Molmo 2 is designed for a wide audience: AI researchers exploring grounded video learning, robotics teams needing open perception stacks, assistive technology developers, and educators teaching multimodal AI. The 8B variant offers top performance, the 4B variant maximizes efficiency, and the 7B-O variant provides a fully open pipeline from vision encoder to language model using Olmo. All variants are available on HuggingFace alongside PixMo-derived datasets, cookbooks, and a demo on the Ai2 Playground, with an API via OpenRouter. Under Apache 2.0, the codebase includes pretraining, SFT, and long-context SFT scripts, enabling fine-tuning on custom data. In summary, Molmo 2 sets a new open standard for video pointing, tracking, and dense captioning, proving that careful data curation can outperform larger models trained on noisy video corpuses—delivering trustworthy, evidence-backed answers for anyone who works with visual time-series data.

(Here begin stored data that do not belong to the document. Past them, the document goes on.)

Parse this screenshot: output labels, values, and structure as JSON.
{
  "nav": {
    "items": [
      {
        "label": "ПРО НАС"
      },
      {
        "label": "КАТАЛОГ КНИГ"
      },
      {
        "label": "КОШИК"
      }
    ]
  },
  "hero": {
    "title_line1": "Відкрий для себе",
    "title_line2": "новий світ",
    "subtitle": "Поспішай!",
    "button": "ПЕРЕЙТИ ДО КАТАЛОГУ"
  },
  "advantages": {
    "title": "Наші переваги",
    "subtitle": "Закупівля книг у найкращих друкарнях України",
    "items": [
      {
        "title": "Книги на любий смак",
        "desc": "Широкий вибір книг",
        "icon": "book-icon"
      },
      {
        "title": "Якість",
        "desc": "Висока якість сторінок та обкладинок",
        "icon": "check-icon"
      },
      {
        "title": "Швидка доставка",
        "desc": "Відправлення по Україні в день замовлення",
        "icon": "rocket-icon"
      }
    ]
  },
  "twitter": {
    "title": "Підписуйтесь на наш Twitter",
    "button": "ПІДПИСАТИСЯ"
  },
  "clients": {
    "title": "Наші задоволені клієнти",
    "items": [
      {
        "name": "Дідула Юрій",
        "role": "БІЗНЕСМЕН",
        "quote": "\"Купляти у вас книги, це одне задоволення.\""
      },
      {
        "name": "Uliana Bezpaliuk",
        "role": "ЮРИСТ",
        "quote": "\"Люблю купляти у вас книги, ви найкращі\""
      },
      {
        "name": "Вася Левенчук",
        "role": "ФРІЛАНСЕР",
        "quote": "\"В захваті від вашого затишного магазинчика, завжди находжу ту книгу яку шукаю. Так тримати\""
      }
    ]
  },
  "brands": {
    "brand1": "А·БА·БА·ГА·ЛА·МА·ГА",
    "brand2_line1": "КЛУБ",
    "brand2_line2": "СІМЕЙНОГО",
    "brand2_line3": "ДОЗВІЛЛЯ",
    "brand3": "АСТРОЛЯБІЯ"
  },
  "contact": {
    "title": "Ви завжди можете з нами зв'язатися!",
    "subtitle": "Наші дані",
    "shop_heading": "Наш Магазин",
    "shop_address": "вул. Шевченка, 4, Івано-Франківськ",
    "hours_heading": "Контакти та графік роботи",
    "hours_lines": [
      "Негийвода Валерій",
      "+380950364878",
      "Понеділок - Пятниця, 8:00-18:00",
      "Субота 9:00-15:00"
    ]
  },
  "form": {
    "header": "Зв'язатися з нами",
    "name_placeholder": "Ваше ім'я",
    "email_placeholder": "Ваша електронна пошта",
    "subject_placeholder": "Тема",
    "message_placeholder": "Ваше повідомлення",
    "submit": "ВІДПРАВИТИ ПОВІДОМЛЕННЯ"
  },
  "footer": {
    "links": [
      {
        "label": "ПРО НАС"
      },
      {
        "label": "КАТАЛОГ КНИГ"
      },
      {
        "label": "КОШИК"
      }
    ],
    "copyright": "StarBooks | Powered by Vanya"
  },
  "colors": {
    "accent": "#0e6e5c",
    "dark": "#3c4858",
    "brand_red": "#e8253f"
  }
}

AI researchers and machine learning engineers working on multimodal intelligence, especially those focusing on video grounding, object tracking, and vision-language models. Robotics teams needing open perception stacks for grasping verification, navigation, and human-robot interaction. Autonomous vehicle developers and traffic monitoring analysts who require spatio-temporal evidence for safety systems. Assistive technology creators building tools for visually impaired users through scene narration and pointing. Scientific researchers in fields like ethology, materials science, and remote sensing who analyze long-form video data. Educators and students in computer vision and NLP seeking fully open, reproducible models with accompanying datasets and code. Industrial quality assurance teams using video-based defect detection and anomaly localization.